Arrachée à son chagrin égoïste, Marianne vit une femme passer près d’elle, les cheveux dénoués sur des lambeaux de mousseline blanche, courant éperdument vers le brasier malgré son ventre déformé par la grossesse, les bras tendus. Avec épouvante, elle reconnut la princesse Schwartzenberg, belle-sœur de l’ambassadeur, et s’élança derrière elle pour l’arrêter.

— Madame ! Madame !... Où allez-vous ? Par pitié...

La jeune femme posa sur elle des yeux trop dilatés par l’épouvante et l’angoisse pour qu’elle pût seulement espérer être vue.

— Ma fille !... balbutia-t-elle... mon Antonia ! Elle est là !

D’une brusque secousse, elle échappa à l’étreinte de Marianne laissant entre ses mains un peu de mousseline fripée et reprit sa course aveugle. Toujours appelant, elle atteignit l’incendie. Il y eut un craquement énorme. Le plancher de la salle de bal, construit au-dessus d’un bassin à sec, venait de s’effondrer ouvrant dans les flammes un gouffre dans lequel Marianne vit disparaître aussitôt la silhouette de la pauvre mère.

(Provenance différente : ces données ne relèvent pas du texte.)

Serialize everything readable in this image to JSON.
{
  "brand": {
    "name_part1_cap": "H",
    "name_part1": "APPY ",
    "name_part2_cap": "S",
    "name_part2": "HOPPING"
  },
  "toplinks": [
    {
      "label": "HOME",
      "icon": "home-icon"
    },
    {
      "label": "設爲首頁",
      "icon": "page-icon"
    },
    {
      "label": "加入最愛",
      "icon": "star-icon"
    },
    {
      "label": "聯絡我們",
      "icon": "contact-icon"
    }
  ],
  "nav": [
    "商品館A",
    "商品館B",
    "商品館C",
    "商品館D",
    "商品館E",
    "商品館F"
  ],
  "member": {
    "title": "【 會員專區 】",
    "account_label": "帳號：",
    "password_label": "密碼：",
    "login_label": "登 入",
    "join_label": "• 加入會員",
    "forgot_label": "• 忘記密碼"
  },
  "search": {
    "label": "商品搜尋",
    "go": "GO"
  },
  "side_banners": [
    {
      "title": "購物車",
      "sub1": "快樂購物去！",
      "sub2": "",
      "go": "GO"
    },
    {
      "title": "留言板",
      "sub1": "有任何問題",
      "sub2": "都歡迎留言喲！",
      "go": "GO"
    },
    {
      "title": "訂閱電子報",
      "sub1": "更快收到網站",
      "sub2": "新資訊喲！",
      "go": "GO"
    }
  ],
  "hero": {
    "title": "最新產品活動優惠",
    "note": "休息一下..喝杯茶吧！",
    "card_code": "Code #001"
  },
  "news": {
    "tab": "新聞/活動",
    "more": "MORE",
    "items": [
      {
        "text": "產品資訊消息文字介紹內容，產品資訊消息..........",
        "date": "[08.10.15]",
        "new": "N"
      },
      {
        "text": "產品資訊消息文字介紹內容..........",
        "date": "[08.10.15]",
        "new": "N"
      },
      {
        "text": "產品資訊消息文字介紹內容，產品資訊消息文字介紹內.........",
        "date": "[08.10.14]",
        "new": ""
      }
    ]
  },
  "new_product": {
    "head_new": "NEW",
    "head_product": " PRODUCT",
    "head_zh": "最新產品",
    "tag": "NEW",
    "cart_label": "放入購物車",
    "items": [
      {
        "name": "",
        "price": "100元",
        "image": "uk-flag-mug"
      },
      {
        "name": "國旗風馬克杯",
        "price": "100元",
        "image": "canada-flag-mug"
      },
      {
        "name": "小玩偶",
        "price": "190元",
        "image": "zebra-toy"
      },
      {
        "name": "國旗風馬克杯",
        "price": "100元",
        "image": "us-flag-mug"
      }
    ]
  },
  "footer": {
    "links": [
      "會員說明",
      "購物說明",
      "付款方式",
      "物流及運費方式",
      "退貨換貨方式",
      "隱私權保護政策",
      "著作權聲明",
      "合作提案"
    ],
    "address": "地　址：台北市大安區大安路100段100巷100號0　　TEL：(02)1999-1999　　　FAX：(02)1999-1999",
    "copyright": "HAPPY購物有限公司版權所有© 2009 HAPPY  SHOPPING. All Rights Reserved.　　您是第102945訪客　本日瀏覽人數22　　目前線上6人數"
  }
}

Malade d’horreur, l’estomac révulsé, Marianne se plia en deux et vomit. Ses tempes battaient et elle était trempée de sueur. En relevant les yeux, elle vit avec dégoût que les musiciens de l’orchestre, qui s’étaient aussi enfuis dans le parc, se jetaient vers les blessés pour les dépouiller de leurs joyaux. Et, malheureusement, ils n’étaient pas les seuls : la populace qui, grimpée sur les murs de l’ambassade, avait suivi le feu d’artifice avec des grondements de joie, maintenant, se jetait, elle aussi, à la curée. Par bandes, des gens de mauvaise mine glissaient pardessus les murs jusque dans les jardins avec les yeux luisants d’une bande de loups affamés et s’élançaient au pillage sans faire plus de bruit que des serpents.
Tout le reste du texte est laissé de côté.